The social consciousness, indeed, well illustrates Fairbairn's admirable statement of how progress is to be expected in theology. "The longer the history [of Christ]," he says, "lives in the [Christian] consciousness and penetrates it, the more does the consciousness become able to interpret the history in its own terms and according to its own contents. The old pagan mind into which Christianity first came could not possibly be the best interpreter of Christianity, and the more the mind is cleansed of the pagan the more qualified it becomes to interpret the religion. It is, therefore, reasonable to expect that the later forms of faith should be the truer and purer."[56]
Now the social consciousness itself is a genuine manifestation of the spirit of Christ at work in the world, and the mind permeated with this social consciousness is consequently better able to turn back to the teaching of Jesus and give it proper interpretation.
IV. THE REFLECTION IN THEOLOGY OF THE CHANGES IN THE CONCEPTION OF RELIGION
Once more, theology, as an expression of religion, will at once reflect any change in the conception of religion. The influence of the social consciousness upon religion, already traced, will, therefore, inevitably pass over into theology. This means nothing less than a changed point of view, in the consideration of each doctrine. For theology must then recognize clearly that it can build on no falsely mystical conception of communion with God; but, while keeping the elements in mysticism which are justified by the social consciousness, it will require of itself throughout a formulation of doctrine in terms that shall be thoroughly personal, thoroughly ethical, and indubitably loyal to the concretely historically Christian.

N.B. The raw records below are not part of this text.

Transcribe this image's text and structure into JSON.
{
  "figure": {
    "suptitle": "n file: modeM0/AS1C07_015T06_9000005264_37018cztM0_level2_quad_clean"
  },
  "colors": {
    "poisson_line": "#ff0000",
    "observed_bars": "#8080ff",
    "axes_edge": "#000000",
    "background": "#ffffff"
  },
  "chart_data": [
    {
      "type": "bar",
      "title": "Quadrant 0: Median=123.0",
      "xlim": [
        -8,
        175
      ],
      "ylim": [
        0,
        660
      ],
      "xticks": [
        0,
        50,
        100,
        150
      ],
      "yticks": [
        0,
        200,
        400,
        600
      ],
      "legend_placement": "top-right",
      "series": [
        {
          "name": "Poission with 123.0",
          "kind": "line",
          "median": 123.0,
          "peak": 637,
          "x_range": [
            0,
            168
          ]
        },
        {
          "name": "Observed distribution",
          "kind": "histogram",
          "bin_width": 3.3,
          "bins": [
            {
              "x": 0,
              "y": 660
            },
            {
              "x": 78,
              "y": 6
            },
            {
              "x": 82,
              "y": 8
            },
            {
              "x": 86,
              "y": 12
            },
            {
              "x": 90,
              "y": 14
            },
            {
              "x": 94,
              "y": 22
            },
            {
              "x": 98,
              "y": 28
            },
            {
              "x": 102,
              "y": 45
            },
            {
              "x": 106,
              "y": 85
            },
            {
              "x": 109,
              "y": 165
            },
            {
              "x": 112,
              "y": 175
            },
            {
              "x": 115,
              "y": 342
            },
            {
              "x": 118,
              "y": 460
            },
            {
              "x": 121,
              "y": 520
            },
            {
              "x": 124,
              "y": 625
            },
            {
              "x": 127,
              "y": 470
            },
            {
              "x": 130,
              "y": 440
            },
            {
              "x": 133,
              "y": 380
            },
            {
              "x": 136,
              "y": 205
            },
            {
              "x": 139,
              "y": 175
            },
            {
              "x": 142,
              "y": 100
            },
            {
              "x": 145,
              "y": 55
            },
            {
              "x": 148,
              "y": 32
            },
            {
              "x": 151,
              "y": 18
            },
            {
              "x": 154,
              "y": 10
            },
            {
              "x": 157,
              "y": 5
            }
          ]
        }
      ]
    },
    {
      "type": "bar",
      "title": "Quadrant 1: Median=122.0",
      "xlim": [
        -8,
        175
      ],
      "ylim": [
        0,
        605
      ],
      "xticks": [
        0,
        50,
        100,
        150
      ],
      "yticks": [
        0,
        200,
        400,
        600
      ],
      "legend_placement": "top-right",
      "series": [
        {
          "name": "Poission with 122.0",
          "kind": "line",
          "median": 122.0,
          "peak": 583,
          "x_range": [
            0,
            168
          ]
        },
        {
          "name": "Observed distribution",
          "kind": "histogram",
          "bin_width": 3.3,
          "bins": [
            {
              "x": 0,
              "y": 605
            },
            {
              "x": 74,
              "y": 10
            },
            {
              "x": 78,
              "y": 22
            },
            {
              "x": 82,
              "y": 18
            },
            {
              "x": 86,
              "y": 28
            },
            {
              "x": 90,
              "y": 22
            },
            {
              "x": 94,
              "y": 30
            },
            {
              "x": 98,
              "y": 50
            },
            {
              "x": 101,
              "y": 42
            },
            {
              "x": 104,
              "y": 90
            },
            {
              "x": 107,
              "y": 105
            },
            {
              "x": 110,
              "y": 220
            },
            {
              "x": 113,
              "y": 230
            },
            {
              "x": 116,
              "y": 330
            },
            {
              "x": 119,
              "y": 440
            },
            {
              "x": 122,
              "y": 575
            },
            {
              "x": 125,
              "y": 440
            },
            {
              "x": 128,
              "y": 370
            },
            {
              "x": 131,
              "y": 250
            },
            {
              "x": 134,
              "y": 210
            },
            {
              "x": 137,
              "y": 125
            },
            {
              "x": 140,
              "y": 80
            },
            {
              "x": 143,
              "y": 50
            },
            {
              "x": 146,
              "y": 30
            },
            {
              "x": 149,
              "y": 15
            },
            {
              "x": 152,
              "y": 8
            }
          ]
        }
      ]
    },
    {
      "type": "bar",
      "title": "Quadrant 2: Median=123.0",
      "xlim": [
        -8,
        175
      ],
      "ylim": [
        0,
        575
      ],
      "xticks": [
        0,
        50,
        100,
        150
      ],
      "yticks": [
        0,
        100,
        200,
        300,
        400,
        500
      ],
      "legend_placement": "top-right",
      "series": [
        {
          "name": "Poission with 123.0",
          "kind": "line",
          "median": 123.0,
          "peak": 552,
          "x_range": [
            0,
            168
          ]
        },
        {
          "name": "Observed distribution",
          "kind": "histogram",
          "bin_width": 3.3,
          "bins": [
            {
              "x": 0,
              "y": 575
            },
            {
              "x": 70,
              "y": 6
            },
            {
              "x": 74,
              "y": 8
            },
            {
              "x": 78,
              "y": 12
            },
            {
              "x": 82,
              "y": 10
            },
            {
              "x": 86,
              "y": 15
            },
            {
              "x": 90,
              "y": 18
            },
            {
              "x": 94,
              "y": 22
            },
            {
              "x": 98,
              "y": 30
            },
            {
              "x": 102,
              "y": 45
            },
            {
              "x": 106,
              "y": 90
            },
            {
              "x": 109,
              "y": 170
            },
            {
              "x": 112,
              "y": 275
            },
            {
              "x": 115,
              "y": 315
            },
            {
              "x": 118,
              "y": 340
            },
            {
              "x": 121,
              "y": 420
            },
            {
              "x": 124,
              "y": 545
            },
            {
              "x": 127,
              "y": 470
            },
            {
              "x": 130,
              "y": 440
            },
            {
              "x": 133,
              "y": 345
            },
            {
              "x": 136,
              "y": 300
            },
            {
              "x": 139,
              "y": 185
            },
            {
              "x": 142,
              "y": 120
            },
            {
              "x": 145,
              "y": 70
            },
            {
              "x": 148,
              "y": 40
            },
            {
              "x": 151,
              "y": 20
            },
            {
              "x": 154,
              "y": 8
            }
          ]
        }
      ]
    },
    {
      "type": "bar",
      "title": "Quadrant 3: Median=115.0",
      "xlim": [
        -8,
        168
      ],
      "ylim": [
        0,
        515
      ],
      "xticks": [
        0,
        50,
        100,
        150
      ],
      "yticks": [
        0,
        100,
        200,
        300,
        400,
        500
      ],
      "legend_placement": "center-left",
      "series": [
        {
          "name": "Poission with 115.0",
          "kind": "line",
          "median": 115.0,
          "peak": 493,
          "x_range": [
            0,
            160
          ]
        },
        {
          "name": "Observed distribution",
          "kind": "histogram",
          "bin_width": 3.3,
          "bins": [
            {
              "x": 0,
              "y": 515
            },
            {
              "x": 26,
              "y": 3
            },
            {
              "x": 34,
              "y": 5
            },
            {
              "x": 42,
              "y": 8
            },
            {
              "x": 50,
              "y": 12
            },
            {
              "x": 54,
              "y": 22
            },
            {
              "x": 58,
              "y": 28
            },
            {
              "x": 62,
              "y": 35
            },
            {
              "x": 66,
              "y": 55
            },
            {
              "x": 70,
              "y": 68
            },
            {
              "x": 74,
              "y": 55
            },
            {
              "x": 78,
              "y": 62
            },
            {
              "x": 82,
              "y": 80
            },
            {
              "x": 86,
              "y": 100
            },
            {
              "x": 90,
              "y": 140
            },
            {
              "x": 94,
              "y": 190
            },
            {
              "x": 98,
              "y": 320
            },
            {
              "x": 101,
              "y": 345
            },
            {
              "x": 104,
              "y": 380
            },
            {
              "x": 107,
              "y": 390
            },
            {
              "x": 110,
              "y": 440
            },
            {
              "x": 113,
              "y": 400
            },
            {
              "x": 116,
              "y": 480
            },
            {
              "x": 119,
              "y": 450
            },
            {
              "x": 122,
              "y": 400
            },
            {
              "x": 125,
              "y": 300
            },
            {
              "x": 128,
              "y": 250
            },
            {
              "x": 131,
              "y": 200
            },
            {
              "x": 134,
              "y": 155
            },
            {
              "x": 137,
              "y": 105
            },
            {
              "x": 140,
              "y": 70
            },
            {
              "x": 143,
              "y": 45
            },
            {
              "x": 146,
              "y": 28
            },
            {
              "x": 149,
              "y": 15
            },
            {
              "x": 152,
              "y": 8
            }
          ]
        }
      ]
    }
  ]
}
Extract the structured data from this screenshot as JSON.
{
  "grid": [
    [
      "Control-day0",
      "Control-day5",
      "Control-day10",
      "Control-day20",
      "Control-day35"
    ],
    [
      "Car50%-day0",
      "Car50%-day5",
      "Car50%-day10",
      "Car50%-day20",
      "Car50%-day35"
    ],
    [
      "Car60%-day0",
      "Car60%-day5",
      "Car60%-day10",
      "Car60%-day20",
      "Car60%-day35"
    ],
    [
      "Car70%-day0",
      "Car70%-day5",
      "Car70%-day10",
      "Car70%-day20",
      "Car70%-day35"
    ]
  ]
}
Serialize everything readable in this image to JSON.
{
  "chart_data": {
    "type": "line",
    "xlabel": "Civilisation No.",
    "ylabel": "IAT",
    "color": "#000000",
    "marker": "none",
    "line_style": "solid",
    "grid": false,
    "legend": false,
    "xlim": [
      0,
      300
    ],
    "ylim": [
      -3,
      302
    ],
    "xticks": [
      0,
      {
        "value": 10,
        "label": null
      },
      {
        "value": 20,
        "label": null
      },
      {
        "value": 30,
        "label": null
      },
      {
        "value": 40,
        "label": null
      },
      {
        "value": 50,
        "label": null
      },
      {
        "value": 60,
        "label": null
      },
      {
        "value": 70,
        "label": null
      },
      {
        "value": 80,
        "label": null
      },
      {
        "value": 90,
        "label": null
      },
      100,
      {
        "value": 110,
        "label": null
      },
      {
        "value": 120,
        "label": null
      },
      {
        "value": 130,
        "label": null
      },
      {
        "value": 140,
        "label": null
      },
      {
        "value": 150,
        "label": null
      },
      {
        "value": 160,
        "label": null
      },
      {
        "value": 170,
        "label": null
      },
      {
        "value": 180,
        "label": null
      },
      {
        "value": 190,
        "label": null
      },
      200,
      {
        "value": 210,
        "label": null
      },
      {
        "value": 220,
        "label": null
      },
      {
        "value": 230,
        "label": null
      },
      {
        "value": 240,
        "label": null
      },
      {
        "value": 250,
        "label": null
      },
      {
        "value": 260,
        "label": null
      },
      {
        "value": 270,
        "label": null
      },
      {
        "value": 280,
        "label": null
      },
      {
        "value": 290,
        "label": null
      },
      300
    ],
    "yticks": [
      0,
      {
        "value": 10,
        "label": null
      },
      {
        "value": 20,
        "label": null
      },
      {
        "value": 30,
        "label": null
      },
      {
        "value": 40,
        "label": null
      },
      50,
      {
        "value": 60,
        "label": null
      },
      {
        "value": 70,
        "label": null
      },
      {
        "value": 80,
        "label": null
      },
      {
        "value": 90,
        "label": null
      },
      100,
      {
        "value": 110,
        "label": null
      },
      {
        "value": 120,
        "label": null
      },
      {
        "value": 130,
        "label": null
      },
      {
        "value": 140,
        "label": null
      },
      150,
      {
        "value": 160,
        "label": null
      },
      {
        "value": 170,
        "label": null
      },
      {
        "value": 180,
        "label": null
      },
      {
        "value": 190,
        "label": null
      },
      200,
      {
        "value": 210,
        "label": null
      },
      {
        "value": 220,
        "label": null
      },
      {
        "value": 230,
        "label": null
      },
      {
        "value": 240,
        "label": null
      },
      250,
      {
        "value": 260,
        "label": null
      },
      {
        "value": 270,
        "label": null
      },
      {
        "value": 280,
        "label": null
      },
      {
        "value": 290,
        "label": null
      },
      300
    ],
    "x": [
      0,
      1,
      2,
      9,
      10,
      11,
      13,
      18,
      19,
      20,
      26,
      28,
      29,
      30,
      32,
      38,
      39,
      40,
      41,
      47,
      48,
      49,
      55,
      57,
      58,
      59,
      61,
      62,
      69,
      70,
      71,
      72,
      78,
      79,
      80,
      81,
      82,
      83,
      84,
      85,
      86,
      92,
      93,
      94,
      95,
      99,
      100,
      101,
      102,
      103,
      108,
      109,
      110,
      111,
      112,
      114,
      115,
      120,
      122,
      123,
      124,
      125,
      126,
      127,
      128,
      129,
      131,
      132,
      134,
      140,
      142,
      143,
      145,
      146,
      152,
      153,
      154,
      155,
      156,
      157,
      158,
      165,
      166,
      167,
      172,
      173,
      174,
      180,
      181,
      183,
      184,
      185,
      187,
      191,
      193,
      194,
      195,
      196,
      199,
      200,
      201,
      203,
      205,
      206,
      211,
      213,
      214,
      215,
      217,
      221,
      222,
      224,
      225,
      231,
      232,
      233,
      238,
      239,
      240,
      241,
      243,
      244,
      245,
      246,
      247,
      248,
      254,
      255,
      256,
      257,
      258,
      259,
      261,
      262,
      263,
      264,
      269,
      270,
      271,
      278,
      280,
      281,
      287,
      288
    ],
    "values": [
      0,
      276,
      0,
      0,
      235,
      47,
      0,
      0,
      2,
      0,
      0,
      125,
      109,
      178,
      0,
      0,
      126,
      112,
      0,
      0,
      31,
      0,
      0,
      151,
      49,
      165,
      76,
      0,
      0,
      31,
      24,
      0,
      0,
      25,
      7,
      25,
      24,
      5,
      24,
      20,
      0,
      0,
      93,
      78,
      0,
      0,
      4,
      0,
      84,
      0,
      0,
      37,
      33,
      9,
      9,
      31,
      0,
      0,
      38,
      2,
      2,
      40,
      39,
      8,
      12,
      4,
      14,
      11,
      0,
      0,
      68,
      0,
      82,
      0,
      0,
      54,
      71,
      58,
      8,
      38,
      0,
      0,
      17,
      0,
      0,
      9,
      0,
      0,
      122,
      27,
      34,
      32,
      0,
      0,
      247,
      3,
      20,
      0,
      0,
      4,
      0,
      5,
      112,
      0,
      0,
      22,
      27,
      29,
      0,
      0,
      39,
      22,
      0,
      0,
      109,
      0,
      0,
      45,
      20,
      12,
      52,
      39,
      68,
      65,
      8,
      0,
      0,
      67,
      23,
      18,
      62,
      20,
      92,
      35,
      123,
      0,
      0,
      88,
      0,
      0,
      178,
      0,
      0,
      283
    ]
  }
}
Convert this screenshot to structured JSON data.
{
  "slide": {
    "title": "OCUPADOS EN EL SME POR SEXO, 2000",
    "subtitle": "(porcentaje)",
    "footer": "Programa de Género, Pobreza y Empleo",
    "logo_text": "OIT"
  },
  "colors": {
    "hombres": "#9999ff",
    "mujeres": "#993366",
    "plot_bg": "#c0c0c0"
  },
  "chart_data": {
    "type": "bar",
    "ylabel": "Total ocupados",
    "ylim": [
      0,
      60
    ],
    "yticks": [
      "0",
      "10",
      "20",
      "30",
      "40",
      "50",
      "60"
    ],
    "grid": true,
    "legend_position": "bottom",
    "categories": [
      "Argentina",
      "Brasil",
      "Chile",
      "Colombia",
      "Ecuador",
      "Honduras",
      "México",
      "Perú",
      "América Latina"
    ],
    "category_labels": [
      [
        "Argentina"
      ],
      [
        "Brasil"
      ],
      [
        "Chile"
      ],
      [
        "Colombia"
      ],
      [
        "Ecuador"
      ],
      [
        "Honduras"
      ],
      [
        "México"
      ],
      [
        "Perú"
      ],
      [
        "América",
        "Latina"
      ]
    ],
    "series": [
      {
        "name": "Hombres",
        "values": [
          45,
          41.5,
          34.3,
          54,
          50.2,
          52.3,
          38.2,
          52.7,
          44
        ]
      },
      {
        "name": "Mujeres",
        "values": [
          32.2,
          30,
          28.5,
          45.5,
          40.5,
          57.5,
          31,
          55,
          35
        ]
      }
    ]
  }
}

Many traditional statements quite fail to meet so searching a test; but no lower standard can give a theology that should fully meet the demands of the social consciousness.
The general results of the influence of the social consciousness upon theological doctrine, then, may be said to include: The emphasis upon the fully personal, and so conceiving theology in terms of personal relation; the deepening of the conception of the Fatherhood of God, and making this the determining principle in theology; the application of the social principles of the teaching of Jesus to theology; the reflection in theology of the natural changes in the conception of religion wrought by the social consciousness. Now any one of these general results indicates the certain influence of the social consciousness upon theology, and any one might be followed out into helpful suggestions for the restatement of theological doctrines.
But we shall probably most clearly and definitely answer the question of our theme, if we ask specifically concerning the several elements of the social consciousness: How does a deepening sense of the like-mindedness of men, of the mutual influence of men, of the value and sacredness of the person, of personal obligation, and of love, tend to affect our theological point of view and mode of statement? And our inquiry will follow these separate questions in separate chapters, except that for the purposes of theological inference, the last three may be appropriately grouped together.
[54] Nash, _Ethics and Revelation_, p. 259.
[55] Peabody, _Jesus Christ and the Social Question_, p. 104.
[56] Fairbairn, _The Place of Christ in Modern Theology_, p. 186.